LPSK: Surat Permohonan Perlindungan Istri Ferdy Sambo Janggal

15 August 2022 14:19

Lembaga Perlindungan Saksi dan Korban (LPSK) mengakui lamban menjawab permohonan bantuan perlindungan kepada Ny. Putri Chandrawati Sambo. Kelambanan tersebut akibat kejanggalan di dalam dua dari tiga surat permohonan yang diterimanya. 

Surat permohononan perlindungan sebagai saksi korban diterima LPSK pada 14 Juli 2022. Di dalam surat tersebut dicantumkan tanda tangan Ny. Putri Chandrawati Sambo selaku pemohon dan penasehat hukumnya.

Namun sebelumnya ada dua surat permohonan perlindungan bagi Ny. Putri Chandrawati Sambo yang diterima LPSK. Dua surat yang didasarkan laporan korban kepada Polres Jaksel itu masing-masing tertanggal 8 Juli 2022 dan 9 Juli 2022.

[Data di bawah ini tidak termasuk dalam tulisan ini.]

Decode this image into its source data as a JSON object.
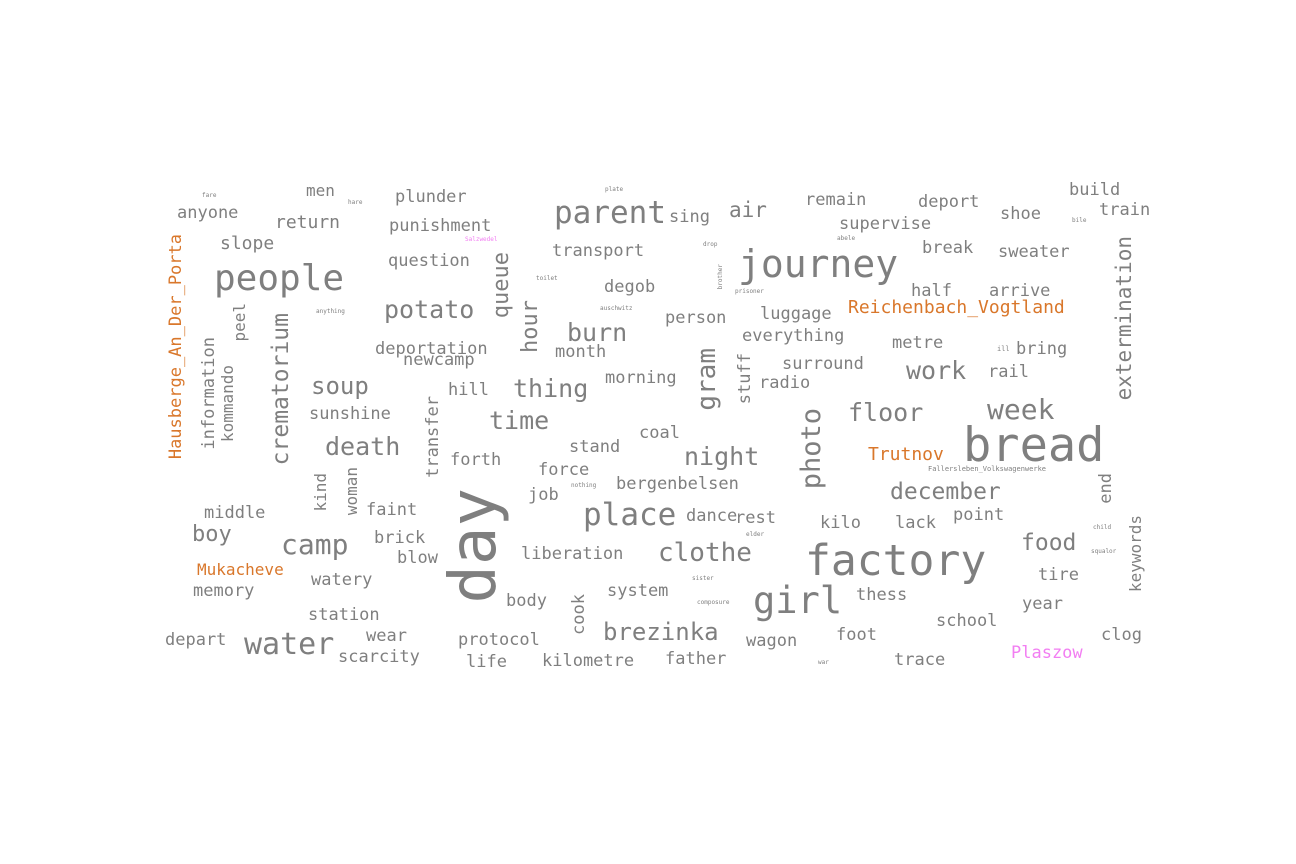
{
  "colors": {
    "default": "#7f7f7f",
    "place": "#d9772b",
    "camp": "#f27ef2"
  },
  "words": [
    {
      "text": "day",
      "color": "default"
    },
    {
      "text": "bread",
      "color": "default"
    },
    {
      "text": "factory",
      "color": "default"
    },
    {
      "text": "journey",
      "color": "default"
    },
    {
      "text": "people",
      "color": "default"
    },
    {
      "text": "girl",
      "color": "default"
    },
    {
      "text": "parent",
      "color": "default"
    },
    {
      "text": "place",
      "color": "default"
    },
    {
      "text": "water",
      "color": "default"
    },
    {
      "text": "camp",
      "color": "default"
    },
    {
      "text": "clothe",
      "color": "default"
    },
    {
      "text": "brezinka",
      "color": "default"
    },
    {
      "text": "photo",
      "color": "default"
    },
    {
      "text": "crematorium",
      "color": "default"
    },
    {
      "text": "gram",
      "color": "default"
    },
    {
      "text": "extermination",
      "color": "default"
    },
    {
      "text": "week",
      "color": "default"
    },
    {
      "text": "potato",
      "color": "default"
    },
    {
      "text": "thing",
      "color": "default"
    },
    {
      "text": "death",
      "color": "default"
    },
    {
      "text": "december",
      "color": "default"
    },
    {
      "text": "night",
      "color": "default"
    },
    {
      "text": "food",
      "color": "default"
    },
    {
      "text": "soup",
      "color": "default"
    },
    {
      "text": "time",
      "color": "default"
    },
    {
      "text": "floor",
      "color": "default"
    },
    {
      "text": "work",
      "color": "default"
    },
    {
      "text": "burn",
      "color": "default"
    },
    {
      "text": "hour",
      "color": "default"
    },
    {
      "text": "queue",
      "color": "default"
    },
    {
      "text": "boy",
      "color": "default"
    },
    {
      "text": "air",
      "color": "default"
    },
    {
      "text": "Hausberge_An_Der_Porta",
      "color": "place"
    },
    {
      "text": "Reichenbach_Vogtland",
      "color": "place"
    },
    {
      "text": "Trutnov",
      "color": "place"
    },
    {
      "text": "Mukacheve",
      "color": "place"
    },
    {
      "text": "Plaszow",
      "color": "camp"
    },
    {
      "text": "men",
      "color": "default"
    },
    {
      "text": "plunder",
      "color": "default"
    },
    {
      "text": "anyone",
      "color": "default"
    },
    {
      "text": "return",
      "color": "default"
    },
    {
      "text": "punishment",
      "color": "default"
    },
    {
      "text": "slope",
      "color": "default"
    },
    {
      "text": "question",
      "color": "default"
    },
    {
      "text": "transport",
      "color": "default"
    },
    {
      "text": "sing",
      "color": "default"
    },
    {
      "text": "remain",
      "color": "default"
    },
    {
      "text": "deport",
      "color": "default"
    },
    {
      "text": "shoe",
      "color": "default"
    },
    {
      "text": "build",
      "color": "default"
    },
    {
      "text": "train",
      "color": "default"
    },
    {
      "text": "supervise",
      "color": "default"
    },
    {
      "text": "break",
      "color": "default"
    },
    {
      "text": "sweater",
      "color": "default"
    },
    {
      "text": "degob",
      "color": "default"
    },
    {
      "text": "half",
      "color": "default"
    },
    {
      "text": "arrive",
      "color": "default"
    },
    {
      "text": "person",
      "color": "default"
    },
    {
      "text": "luggage",
      "color": "default"
    },
    {
      "text": "peel",
      "color": "default"
    },
    {
      "text": "information",
      "color": "default"
    },
    {
      "text": "kommando",
      "color": "default"
    },
    {
      "text": "deportation",
      "color": "default"
    },
    {
      "text": "newcamp",
      "color": "default"
    },
    {
      "text": "month",
      "color": "default"
    },
    {
      "text": "everything",
      "color": "default"
    },
    {
      "text": "metre",
      "color": "default"
    },
    {
      "text": "bring",
      "color": "default"
    },
    {
      "text": "morning",
      "color": "default"
    },
    {
      "text": "surround",
      "color": "default"
    },
    {
      "text": "radio",
      "color": "default"
    },
    {
      "text": "rail",
      "color": "default"
    },
    {
      "text": "stuff",
      "color": "default"
    },
    {
      "text": "sunshine",
      "color": "default"
    },
    {
      "text": "hill",
      "color": "default"
    },
    {
      "text": "transfer",
      "color": "default"
    },
    {
      "text": "coal",
      "color": "default"
    },
    {
      "text": "stand",
      "color": "default"
    },
    {
      "text": "forth",
      "color": "default"
    },
    {
      "text": "force",
      "color": "default"
    },
    {
      "text": "kind",
      "color": "default"
    },
    {
      "text": "woman",
      "color": "default"
    },
    {
      "text": "job",
      "color": "default"
    },
    {
      "text": "bergenbelsen",
      "color": "default"
    },
    {
      "text": "end",
      "color": "default"
    },
    {
      "text": "middle",
      "color": "default"
    },
    {
      "text": "faint",
      "color": "default"
    },
    {
      "text": "dance",
      "color": "default"
    },
    {
      "text": "rest",
      "color": "default"
    },
    {
      "text": "kilo",
      "color": "default"
    },
    {
      "text": "lack",
      "color": "default"
    },
    {
      "text": "point",
      "color": "default"
    },
    {
      "text": "brick",
      "color": "default"
    },
    {
      "text": "blow",
      "color": "default"
    },
    {
      "text": "liberation",
      "color": "default"
    },
    {
      "text": "keywords",
      "color": "default"
    },
    {
      "text": "watery",
      "color": "default"
    },
    {
      "text": "memory",
      "color": "default"
    },
    {
      "text": "body",
      "color": "default"
    },
    {
      "text": "system",
      "color": "default"
    },
    {
      "text": "tire",
      "color": "default"
    },
    {
      "text": "thess",
      "color": "default"
    },
    {
      "text": "year",
      "color": "default"
    },
    {
      "text": "station",
      "color": "default"
    },
    {
      "text": "cook",
      "color": "default"
    },
    {
      "text": "school",
      "color": "default"
    },
    {
      "text": "depart",
      "color": "default"
    },
    {
      "text": "wear",
      "color": "default"
    },
    {
      "text": "protocol",
      "color": "default"
    },
    {
      "text": "wagon",
      "color": "default"
    },
    {
      "text": "foot",
      "color": "default"
    },
    {
      "text": "clog",
      "color": "default"
    },
    {
      "text": "scarcity",
      "color": "default"
    },
    {
      "text": "life",
      "color": "default"
    },
    {
      "text": "kilometre",
      "color": "default"
    },
    {
      "text": "father",
      "color": "default"
    },
    {
      "text": "trace",
      "color": "default"
    },
    {
      "text": "Salzwedel",
      "color": "camp"
    },
    {
      "text": "toilet",
      "color": "default"
    },
    {
      "text": "auschwitz",
      "color": "default"
    },
    {
      "text": "plate",
      "color": "default"
    },
    {
      "text": "drop",
      "color": "default"
    },
    {
      "text": "brother",
      "color": "default"
    },
    {
      "text": "prisoner",
      "color": "default"
    },
    {
      "text": "anything",
      "color": "default"
    },
    {
      "text": "fare",
      "color": "default"
    },
    {
      "text": "hare",
      "color": "default"
    },
    {
      "text": "bile",
      "color": "default"
    },
    {
      "text": "nothing",
      "color": "default"
    },
    {
      "text": "elder",
      "color": "default"
    },
    {
      "text": "sister",
      "color": "default"
    },
    {
      "text": "composure",
      "color": "default"
    },
    {
      "text": "child",
      "color": "default"
    },
    {
      "text": "squalor",
      "color": "default"
    },
    {
      "text": "Fallersleben_Volkswagenwerke",
      "color": "default"
    },
    {
      "text": "war",
      "color": "default"
    },
    {
      "text": "ill",
      "color": "default"
    },
    {
      "text": "abele",
      "color": "default"
    }
  ]
}
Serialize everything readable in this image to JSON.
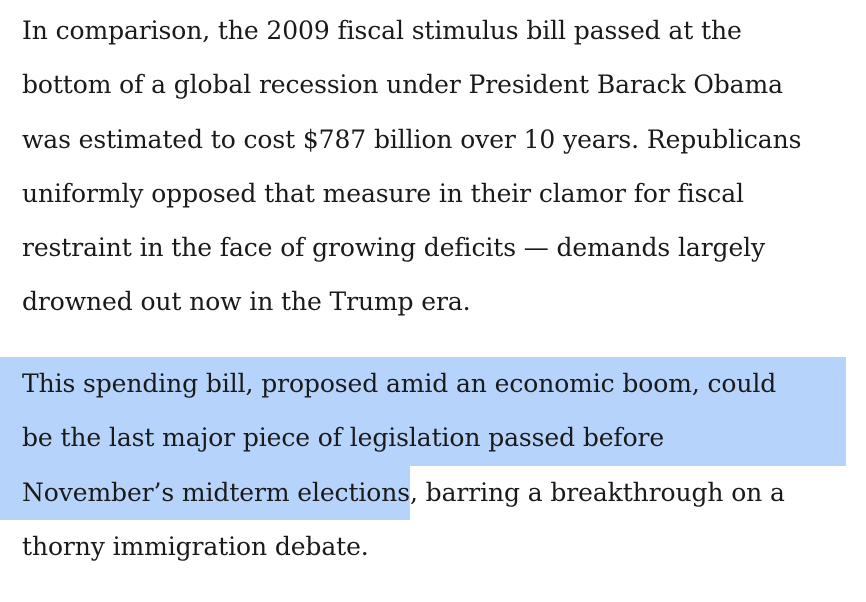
{
  "article": {
    "paragraphs": [
      {
        "lines": [
          "In comparison, the 2009 fiscal stimulus bill passed at the",
          "bottom of a global recession under President Barack Obama",
          "was estimated to cost $787 billion over 10 years. Republicans",
          "uniformly opposed that measure in their clamor for fiscal",
          "restraint in the face of growing deficits — demands largely",
          "drowned out now in the Trump era."
        ]
      },
      {
        "lines": [
          "This spending bill, proposed amid an economic boom, could",
          "be the last major piece of legislation passed before"
        ],
        "line3_selected": "November’s midterm elections",
        "line3_rest": ", barring a breakthrough on a",
        "line4": "thorny immigration debate."
      }
    ],
    "selection_color": "#b6d3fb"
  }
}
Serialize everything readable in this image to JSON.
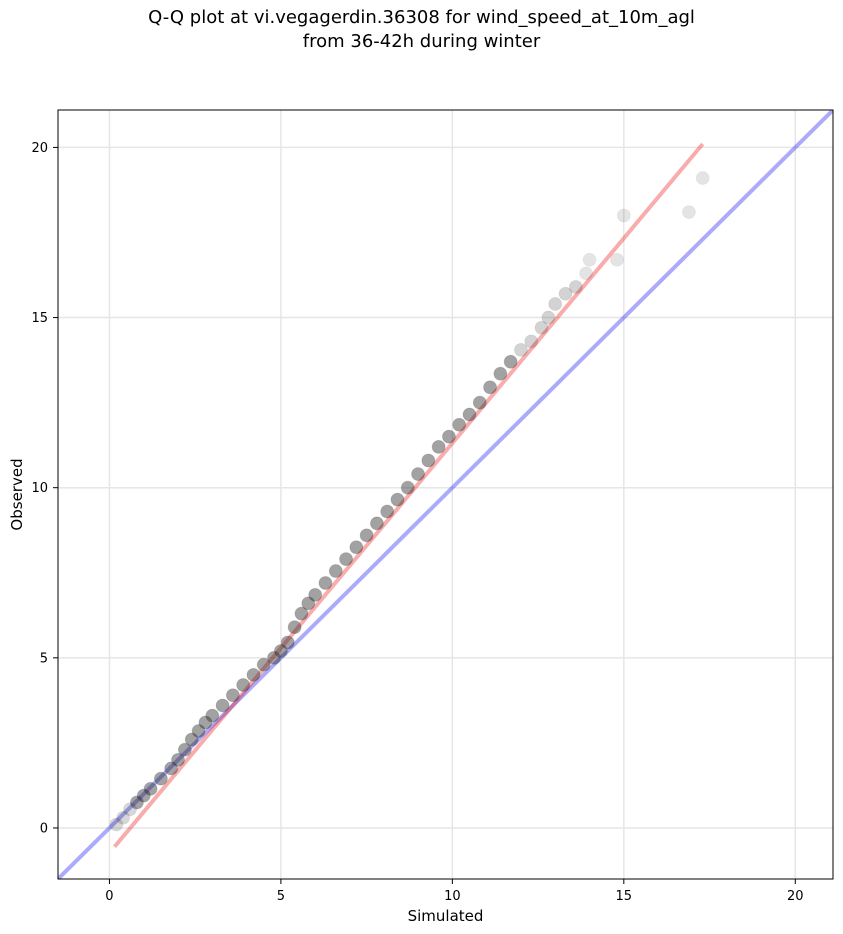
{
  "title_line1": "Q-Q plot at vi.vegagerdin.36308 for wind_speed_at_10m_agl",
  "title_line2": "from 36-42h during winter",
  "colors": {
    "reference_line": "#0000ee",
    "fit_line": "#ee1111",
    "points": "#222222",
    "grid": "#e6e6e6"
  },
  "chart_data": {
    "type": "scatter",
    "xlabel": "Simulated",
    "ylabel": "Observed",
    "xlim": [
      -1.5,
      21.1
    ],
    "ylim": [
      -1.5,
      21.1
    ],
    "xticks": [
      0,
      5,
      10,
      15,
      20
    ],
    "yticks": [
      0,
      5,
      10,
      15,
      20
    ],
    "grid": true,
    "reference_line": {
      "name": "1:1",
      "x": [
        -1.5,
        21.1
      ],
      "y": [
        -1.5,
        21.1
      ]
    },
    "fit_line": {
      "x": [
        0.15,
        17.3
      ],
      "y": [
        -0.55,
        20.1
      ]
    },
    "quantiles": {
      "x": [
        0.2,
        0.4,
        0.6,
        0.8,
        1.0,
        1.2,
        1.5,
        1.8,
        2.0,
        2.2,
        2.4,
        2.6,
        2.8,
        3.0,
        3.3,
        3.6,
        3.9,
        4.2,
        4.5,
        4.8,
        5.0,
        5.2,
        5.4,
        5.6,
        5.8,
        6.0,
        6.3,
        6.6,
        6.9,
        7.2,
        7.5,
        7.8,
        8.1,
        8.4,
        8.7,
        9.0,
        9.3,
        9.6,
        9.9,
        10.2,
        10.5,
        10.8,
        11.1,
        11.4,
        11.7,
        12.0,
        12.3,
        12.6,
        12.8,
        13.0,
        13.3,
        13.6,
        13.9,
        14.0,
        14.8,
        15.0,
        16.9,
        17.3
      ],
      "y": [
        0.1,
        0.3,
        0.55,
        0.75,
        0.95,
        1.15,
        1.45,
        1.75,
        2.0,
        2.3,
        2.6,
        2.85,
        3.1,
        3.3,
        3.6,
        3.9,
        4.2,
        4.5,
        4.8,
        5.0,
        5.2,
        5.45,
        5.9,
        6.3,
        6.6,
        6.85,
        7.2,
        7.55,
        7.9,
        8.25,
        8.6,
        8.95,
        9.3,
        9.65,
        10.0,
        10.4,
        10.8,
        11.2,
        11.5,
        11.85,
        12.15,
        12.5,
        12.95,
        13.35,
        13.7,
        14.05,
        14.3,
        14.7,
        15.0,
        15.4,
        15.7,
        15.9,
        16.3,
        16.7,
        16.7,
        18.0,
        18.1,
        19.1
      ]
    }
  }
}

"Tanggalnya berbeda, tapi nomernya sama. Bila LPKS seperti lamban memutuskan, sebab sedari awal ada kejanggalan ini," ungkap Ketua LPSK, Hasto Atmojo Suroyo.

Di dalam keterangan yang disampaikannya di Kantor LPSK, Jl Raya Bogor, Jakarta Timur, Senin (15/8/2022) siang, Hasto Atmojo mengungkap hal lain yang membuat permohonan ditolak adalah Ny. Putri Chandrawati Sambo tidak kooperatif. Sudah dua kali tim menemuinya, tetapi tetap pemohon tidak bersedia menyampaikan keterangan yang dibutuhkan.

"Kami ragu apakah P berniat ajukan perlindungan ke LPSK atau P malah tidak tahu menahu tentang permohonan tetapi ada desakan dari pihak lain untuk ajukan perlindungan," sambung Hasto.

Rapat parpurna LPSK telah memutuskan menolak permohonan perlindungan bagi Ny. Putri Candrawathi Sambo. Alasan utama penolakan adalah proses pengusutan kasus tindak kekerasan seksual oleh Brigadir J yang dilaporkan istri Irjen Ferdy Sambo tersebut telah Bareskrim Polri hentikan demi hukum.